Côte d’Ivoire : les Amazones du Bounguè veillent sur le bien-être des leurs à Pâques

« Nous avons décidé de ne plus attendre. Si la santé ne vient pas à nous, alors nous irons vers elle. ». C’est par ces mots que Amélie Kouadio, présidente de l’association des Amazones du Bounguè, résume l’esprit de la grande campagne de dépistage et de soins communautaires organisée le samedi 19 avril 2025.

Initiative inédite qui a transformé, en l’espace d’une journée, le quotidien de plus de 1800 habitants de cette paisible tribu Baoulé, située à 15 km de Bouaké.

À l’occasion des festivités pascales, l’association des Amazones du Bounguè a décidé d’aller au-delà des réjouissances traditionnelles. Avec courage et vision, ces femmes engagées ont mobilisé partenaires, professionnels de santé et volontaires pour offrir une véritable campagne de santé communautaire.

Au programme de ce grand rendez-vous, 800 enfants déparasités, avec remise de dons pour les familles.1 000 adultes dépistés pour le diabète et l’hypertension artérielle (HTA), avec orientation vers les structures sanitaires adaptées. Des stands d’information, des animations éducatives sur la nutrition et l’importance du suivi médical etc.

Ce jour-là, le cœur du village battait au rythme des files d’attente devant les postes de soins, des rires d’enfants soulagés, et de la fierté palpable d’une population qui prend désormais sa santé en main.

Le succès de cette opération a été renforcé par la présence de deux personnalités de marque. Notamment, le parrain Julien Kouassi Yao, fils du village et le capitaine Simon Bosson, Directeur général de l’Entreprise Ivoirienne d’Aménagement Foncier (EIAFOR), parrain de la cérémonie.

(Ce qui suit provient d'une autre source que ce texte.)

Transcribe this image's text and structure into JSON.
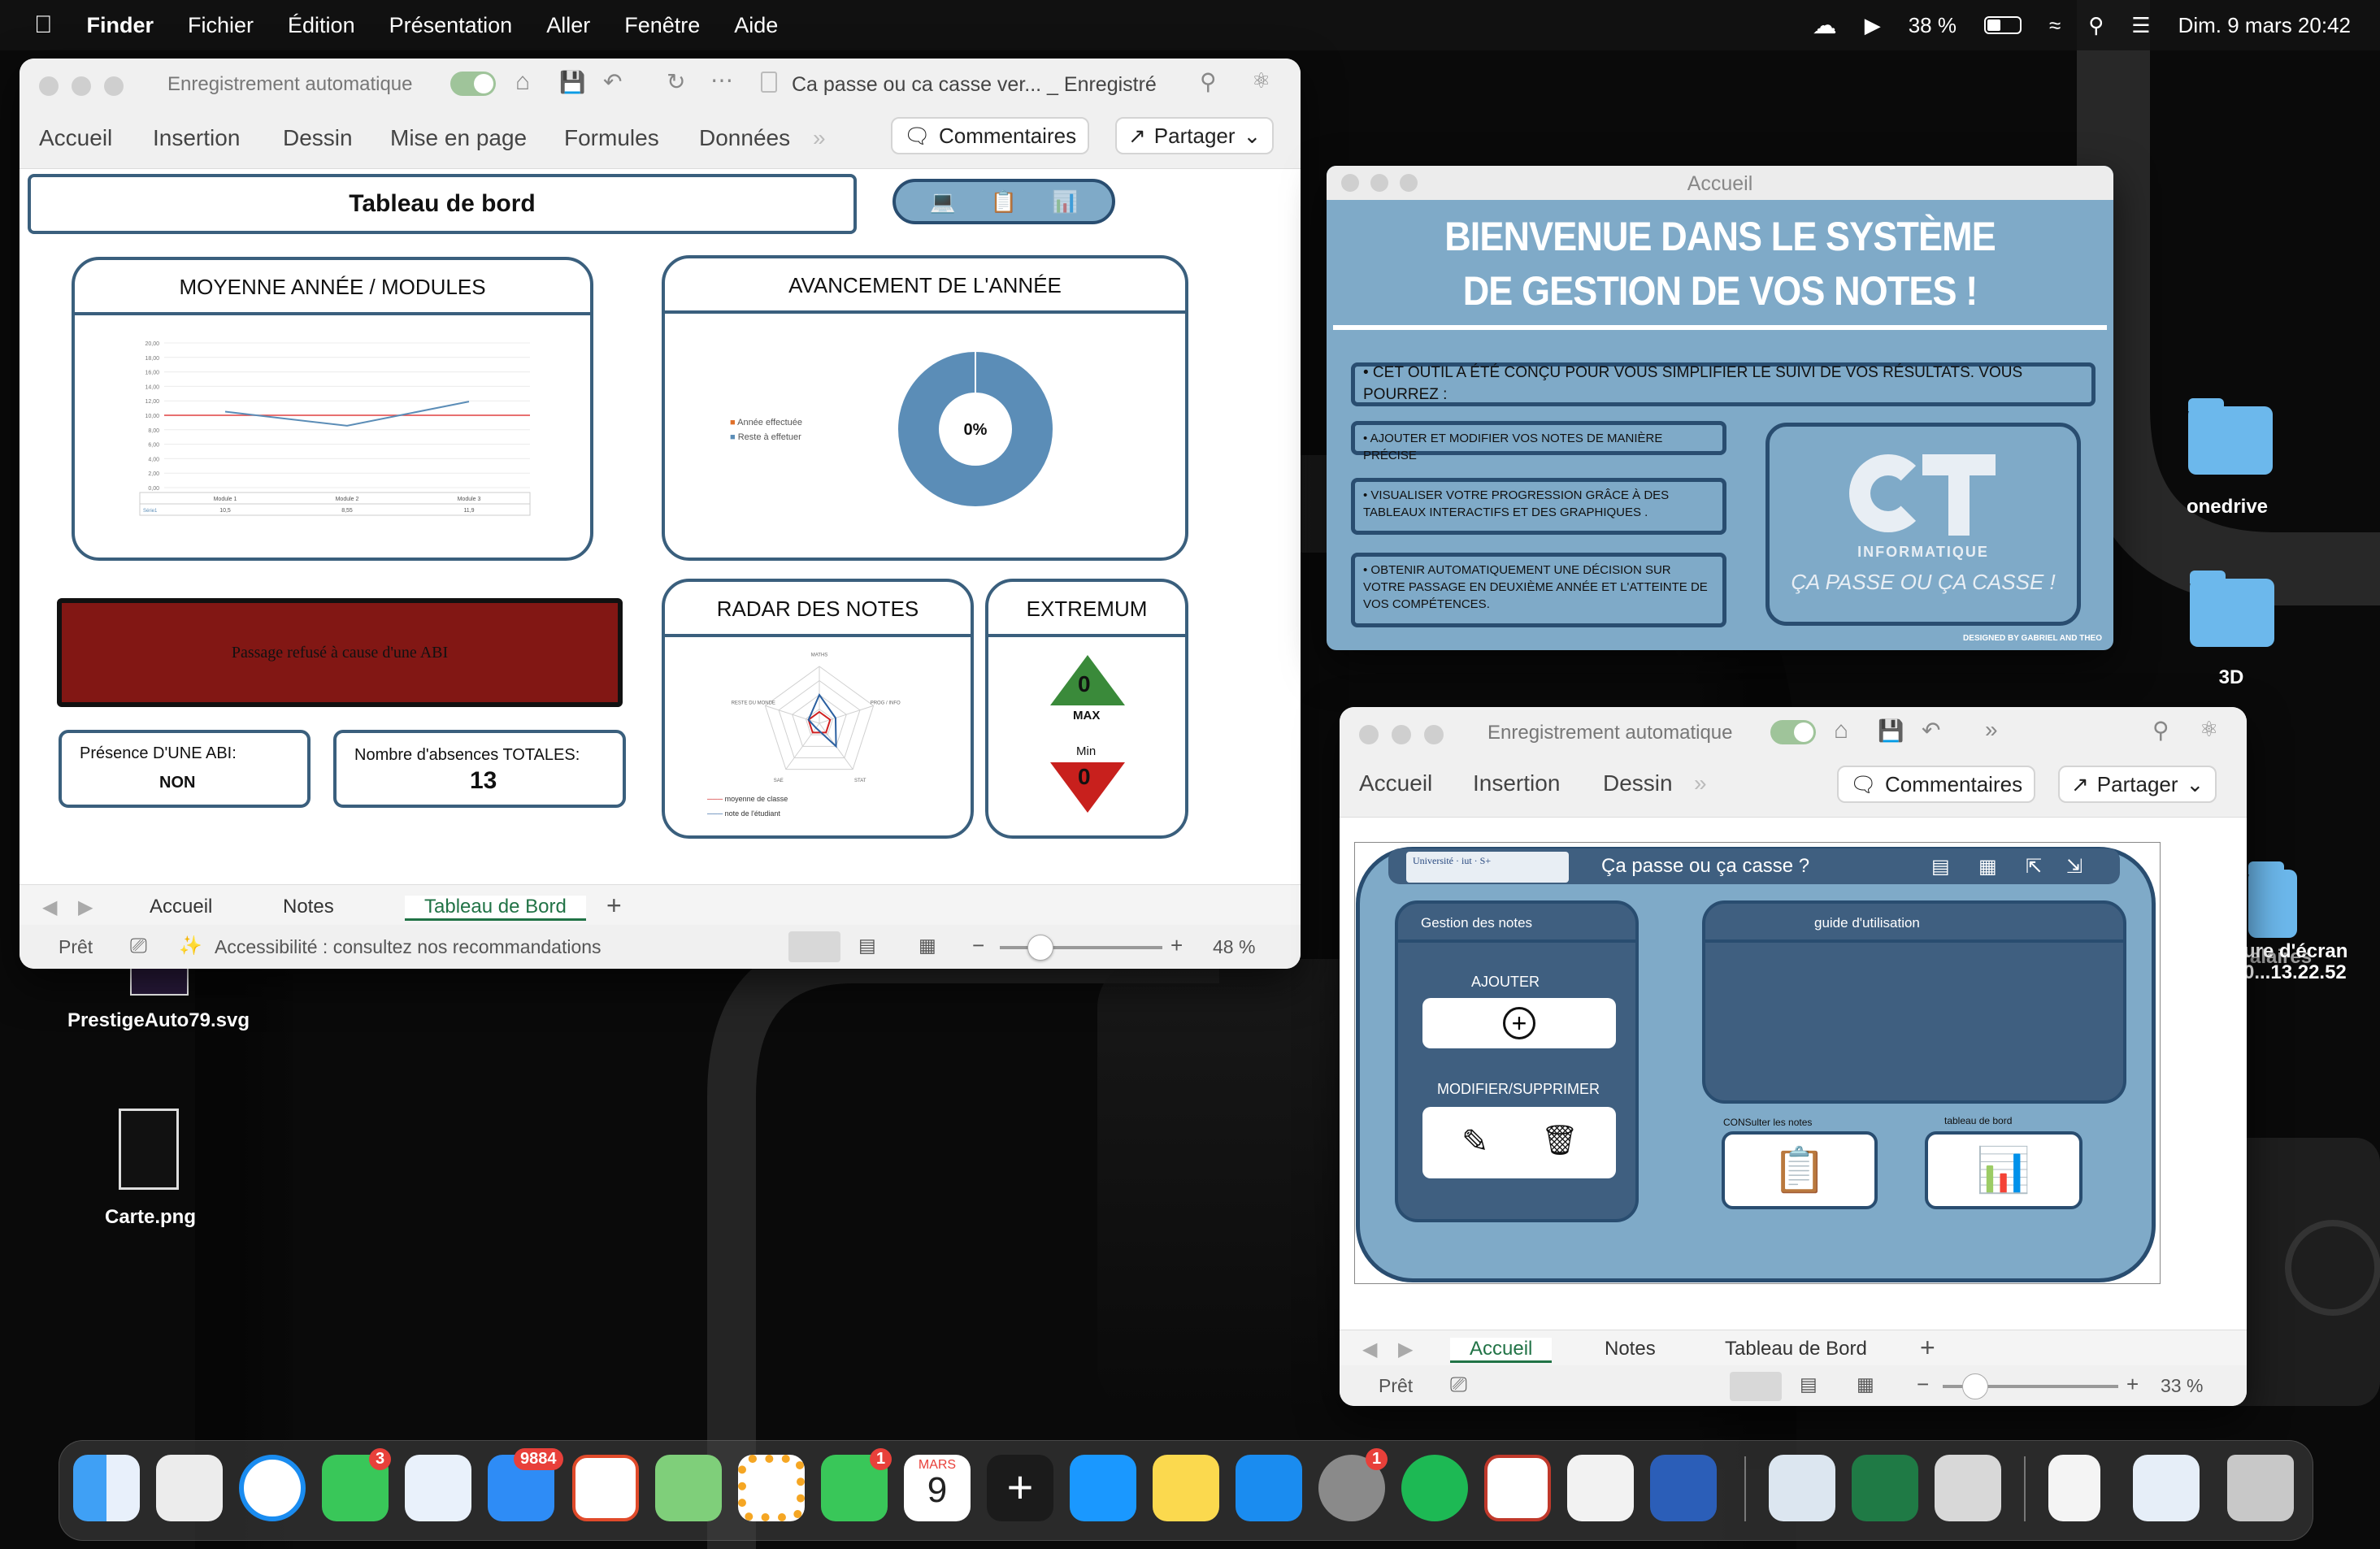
{
  "menubar": {
    "app": "Finder",
    "items": [
      "Fichier",
      "Édition",
      "Présentation",
      "Aller",
      "Fenêtre",
      "Aide"
    ],
    "battery": "38 %",
    "datetime": "Dim. 9 mars  20:42"
  },
  "excel1": {
    "autosave": "Enregistrement automatique",
    "doc_title": "Ca passe ou ca casse ver... _ Enregistré",
    "ribbon_tabs": [
      "Accueil",
      "Insertion",
      "Dessin",
      "Mise en page",
      "Formules",
      "Données"
    ],
    "comments": "Commentaires",
    "share": "Partager",
    "dashboard_title": "Tableau de bord",
    "panel_moyenne": "MOYENNE ANNÉE / MODULES",
    "panel_avancement": "AVANCEMENT DE L'ANNÉE",
    "panel_radar": "RADAR DES NOTES",
    "panel_extremum": "EXTREMUM",
    "status_message": "Passage refusé à cause d'une ABI",
    "abi_label": "Présence D'UNE ABI:",
    "abi_value": "NON",
    "absences_label": "Nombre d'absences TOTALES:",
    "absences_value": "13",
    "max_value": "0",
    "max_label": "MAX",
    "min_label": "Min",
    "min_value": "0",
    "sheets": [
      "Accueil",
      "Notes",
      "Tableau de Bord"
    ],
    "active_sheet": "Tableau de Bord",
    "status_ready": "Prêt",
    "accessibility": "Accessibilité : consultez nos recommandations",
    "zoom": "48 %"
  },
  "chart_data": [
    {
      "type": "line",
      "title": "",
      "categories": [
        "Module 1",
        "Module 2",
        "Module 3"
      ],
      "series": [
        {
          "name": "Série1",
          "values": [
            10.5,
            8.55,
            11.9
          ]
        }
      ],
      "reference_line": 10,
      "ylim": [
        0,
        20
      ],
      "yticks": [
        "0,00",
        "2,00",
        "4,00",
        "6,00",
        "8,00",
        "10,00",
        "12,00",
        "14,00",
        "16,00",
        "18,00",
        "20,00"
      ],
      "table_values": [
        "10,5",
        "8,55",
        "11,9"
      ]
    },
    {
      "type": "pie",
      "legend": [
        "Année effectuée",
        "Reste à effetuer"
      ],
      "values": [
        0,
        100
      ],
      "center_label": "0%",
      "colors": [
        "#e0702a",
        "#5b8db7"
      ]
    },
    {
      "type": "radar",
      "axes": [
        "MATHS",
        "PROG / INFO",
        "STAT",
        "SAE",
        "RESTE DU MONDE"
      ],
      "series": [
        {
          "name": "moyenne de classe",
          "values": [
            0.2,
            0.2,
            0.2,
            0.2,
            0.2
          ]
        },
        {
          "name": "note de l'étudiant",
          "values": [
            0.5,
            0.3,
            0.5,
            0.1,
            0.2
          ]
        }
      ]
    }
  ],
  "accueil": {
    "title": "Accueil",
    "heading": "BIENVENUE DANS LE SYSTÈME DE GESTION DE VOS NOTES !",
    "intro": "• CET OUTIL A ÉTÉ CONÇU POUR VOUS SIMPLIFIER LE SUIVI DE VOS RÉSULTATS. VOUS POURREZ :",
    "b1": "• AJOUTER ET MODIFIER VOS NOTES DE MANIÈRE PRÉCISE",
    "b2": "• VISUALISER VOTRE PROGRESSION GRÂCE À DES TABLEAUX INTERACTIFS ET DES GRAPHIQUES .",
    "b3": "• OBTENIR AUTOMATIQUEMENT UNE DÉCISION SUR VOTRE PASSAGE EN DEUXIÈME ANNÉE ET L'ATTEINTE DE VOS COMPÉTENCES.",
    "logo_sub": "INFORMATIQUE",
    "logo_slogan": "ÇA PASSE OU ÇA CASSE !",
    "credit": "DESIGNED BY GABRIEL AND THEO"
  },
  "excel2": {
    "autosave": "Enregistrement automatique",
    "ribbon_tabs": [
      "Accueil",
      "Insertion",
      "Dessin"
    ],
    "comments": "Commentaires",
    "share": "Partager",
    "app_title": "Ça passe ou ça casse ?",
    "gestion": "Gestion des notes",
    "ajouter": "AJOUTER",
    "modifier": "MODIFIER/SUPPRIMER",
    "guide": "guide d'utilisation",
    "consulter": "CONSulter les notes",
    "tableau": "tableau de bord",
    "sheets": [
      "Accueil",
      "Notes",
      "Tableau de Bord"
    ],
    "active_sheet": "Accueil",
    "status_ready": "Prêt",
    "zoom": "33 %"
  },
  "desktop": {
    "items": [
      "onedrive",
      "3D",
      "PrestigeAuto79.svg",
      "Carte.png"
    ],
    "screenshot_label": "ure d'écran\n0...13.22.52",
    "overlap": "alaires"
  },
  "dock": {
    "badges": {
      "messages": "3",
      "mail": "9884",
      "facetime": "1",
      "settings": "1"
    },
    "calendar_month": "MARS",
    "calendar_day": "9"
  }
}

Très touché par l’engagement des Amazones, le capitaine Bosson a salué cette action exemplaire.

«Ce que nous avons vu aujourd’hui est un modèle. Quand une communauté prend sa santé en main, elle prend aussi son avenir en main. Ces amazones sont à féliciter pour ce qu’elles font dans la région. » dit-il.

Depuis cette campagne, les conversations ont changé à Bounguè. On parle désormais de tension artérielle, de glycémie, d’hygiène de vie. Une culture de la prévention s’installe. Et les Amazones ne comptent pas s’arrêter là. Une deuxième édition est déjà en préparation, avec l’ambition d’étendre la couverture à d’autres villages de la région.

Ce qui n’était qu’une initiative locale s’impose désormais comme un modèle reproductible dans d’autres zones rurales. La preuve que, même avec peu de moyens, mais une volonté inébranlable, la santé pour tous est un rêve réalisable.